# New HT and Room Treatment



## Bob_99 (May 8, 2006)

Bryan,

As a person who has built HTs and understands acoustics, is there a difference of building the treatment into the wall and ceiling covered by cloth versus having the treatment on the outside of the wall? Specifically the wall/ceiling corners and the front wall/wall corners versus something like superchunks or regular 4" panels.

Thank you.

Bob


----------



## Anthony (Oct 5, 2006)

Bob (edit -- coffee hadn't kicked in yet  ),
For absorption, I would imagine not. It is very common to have absorbers put inbetween ceiling joists and covered with a speaker panel (cloth). The only area that it would definitely not help is with diffusion, as the walls would still be "quasi" flat and parallel. You probably would still need some irregular objects on the walls to help break that up (I like bookcases and DVD racks myself). The biggest problem I see is that you won't be able to get any one panel larger than 16" wide, and all the cavities would be the same width -- maybe a resonance (even though you're absorbing a lot in there)?
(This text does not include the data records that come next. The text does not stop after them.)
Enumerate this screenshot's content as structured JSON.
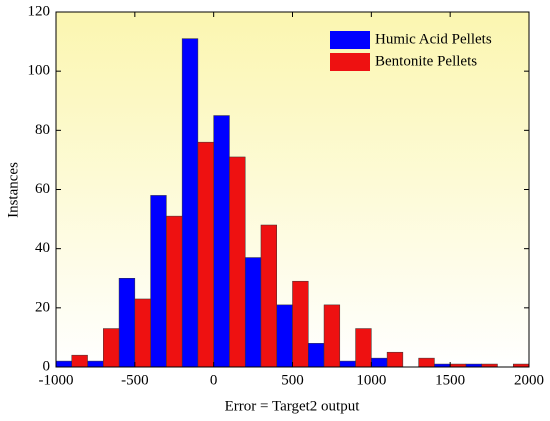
{
  "chart_data": {
    "type": "histogram",
    "x_label": "Error = Target2  output",
    "y_label": "Instances",
    "bins": [
      -1000,
      -800,
      -600,
      -400,
      -200,
      0,
      200,
      400,
      600,
      800,
      1000,
      1200,
      1400,
      1600,
      1800,
      2000
    ],
    "series": [
      {
        "name": "Humic Acid Pellets",
        "color": "#0000ff",
        "values": [
          2,
          2,
          30,
          58,
          111,
          85,
          37,
          21,
          8,
          2,
          3,
          0,
          1,
          1,
          0
        ]
      },
      {
        "name": "Bentonite Pellets",
        "color": "#ee1111",
        "values": [
          4,
          13,
          23,
          51,
          76,
          71,
          48,
          29,
          21,
          13,
          5,
          3,
          1,
          1,
          1
        ]
      }
    ],
    "xlim": [
      -1000,
      2000
    ],
    "xticks": [
      -1000,
      -500,
      0,
      500,
      1000,
      1500,
      2000
    ],
    "ylim": [
      0,
      120
    ],
    "yticks": [
      0,
      20,
      40,
      60,
      80,
      100,
      120
    ],
    "legend": "top-right"
  }
}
Hopefully Ethan or bpape will see this and chime in -- they know a lot more than me, that's for sure. 

Good luck.


----------



## bpape (Sep 14, 2006)

Hi Bob.

Either can happen effectively. The trick is to keep the isolation. If you have the space for instance to build mini 'closets' into the corners of the room and fill them so they look flush, that's great. 

Bryan


----------



## Bob_99 (May 8, 2006)

Thank you both for the very quick answers. I was redoing our living room and almost decided to tear out the walls and ceilings but I guess that I'll stay with what I have and save the wife a heart attack. I was also wondering why people who build the rooms from scratch don't do more in wall treatment but now I know.

Thanks again and have a good day.

Bob


----------